Blutaparon vermiculare

Blutaparon vermiculare (L.) Mears

Synonym: Caraxeron vermicularis

Common Names: Salt Weed, Sampire

Family: Amaranthaceae

Habit: Blutaparon vermiculare grows as a low succulent, forming large mats from rhizomes that branch frequently, to 7 m (usually shorter) with the lower stems becoming woody over time. The stems are photosynthetic.  The leaves are arranged oppositely, succulent, linear, with an entire margin and acute leaf apex.

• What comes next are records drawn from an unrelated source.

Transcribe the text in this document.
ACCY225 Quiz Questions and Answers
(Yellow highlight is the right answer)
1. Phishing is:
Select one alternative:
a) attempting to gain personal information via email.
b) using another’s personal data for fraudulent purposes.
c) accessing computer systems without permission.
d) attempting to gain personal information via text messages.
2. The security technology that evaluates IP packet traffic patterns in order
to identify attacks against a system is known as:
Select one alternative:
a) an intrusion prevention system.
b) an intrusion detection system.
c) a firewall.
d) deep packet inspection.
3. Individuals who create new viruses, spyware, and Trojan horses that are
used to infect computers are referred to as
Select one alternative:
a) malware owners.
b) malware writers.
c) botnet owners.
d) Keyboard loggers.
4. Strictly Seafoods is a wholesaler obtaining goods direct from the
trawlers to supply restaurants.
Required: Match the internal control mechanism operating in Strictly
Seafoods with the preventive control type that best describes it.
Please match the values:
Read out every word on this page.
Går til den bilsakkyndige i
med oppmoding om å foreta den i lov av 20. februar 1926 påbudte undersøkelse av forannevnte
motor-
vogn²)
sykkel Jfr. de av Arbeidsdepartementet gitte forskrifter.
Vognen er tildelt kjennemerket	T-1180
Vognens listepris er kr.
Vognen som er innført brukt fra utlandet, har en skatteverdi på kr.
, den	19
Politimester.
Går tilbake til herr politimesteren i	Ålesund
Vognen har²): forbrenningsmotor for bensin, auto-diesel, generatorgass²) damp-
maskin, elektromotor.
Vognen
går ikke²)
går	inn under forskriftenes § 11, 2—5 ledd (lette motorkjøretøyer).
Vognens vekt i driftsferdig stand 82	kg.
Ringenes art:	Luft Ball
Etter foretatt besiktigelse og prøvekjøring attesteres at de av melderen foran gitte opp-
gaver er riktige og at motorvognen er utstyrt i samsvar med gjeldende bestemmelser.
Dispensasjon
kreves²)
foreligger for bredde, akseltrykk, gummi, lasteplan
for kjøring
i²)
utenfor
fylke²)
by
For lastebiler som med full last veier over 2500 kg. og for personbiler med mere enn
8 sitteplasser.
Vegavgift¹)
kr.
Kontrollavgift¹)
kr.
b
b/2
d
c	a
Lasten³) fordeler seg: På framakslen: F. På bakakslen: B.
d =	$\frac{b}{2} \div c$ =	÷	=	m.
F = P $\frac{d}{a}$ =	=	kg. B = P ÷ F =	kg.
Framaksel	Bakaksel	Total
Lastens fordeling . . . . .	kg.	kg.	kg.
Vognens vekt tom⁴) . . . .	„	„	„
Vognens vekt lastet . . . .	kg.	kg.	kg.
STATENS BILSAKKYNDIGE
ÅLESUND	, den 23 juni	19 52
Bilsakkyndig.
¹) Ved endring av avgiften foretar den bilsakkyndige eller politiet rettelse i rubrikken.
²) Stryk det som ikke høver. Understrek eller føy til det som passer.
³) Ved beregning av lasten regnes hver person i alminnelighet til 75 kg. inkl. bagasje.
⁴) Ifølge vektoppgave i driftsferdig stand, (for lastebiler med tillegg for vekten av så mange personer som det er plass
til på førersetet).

The complete, perfect, actinomorphic flowers are arranged in slightly elongate heads in leaf axils. The calyx has 3 unfused sepals.  The corolla has 5 unfused white petals.   There are 5 stamens fused at filament base.  The superior ovary has a single locule and seed.  The fruit is an achene at maturity.

Habitat: Blutaparon vermiculare  grows in saline areas along the coast or edges of mangrove flats.

Distribution: Blutaparon vermiculare occurs on all island groupings within the Lucayan Archipelago as well as the southern United States, the entire Caribbean region as well as tropical South America and Africa.

Medicinal/Cultural/Economic usage: Blutaparon vermiculare is not used medicinally in the Lucayan Archipelago.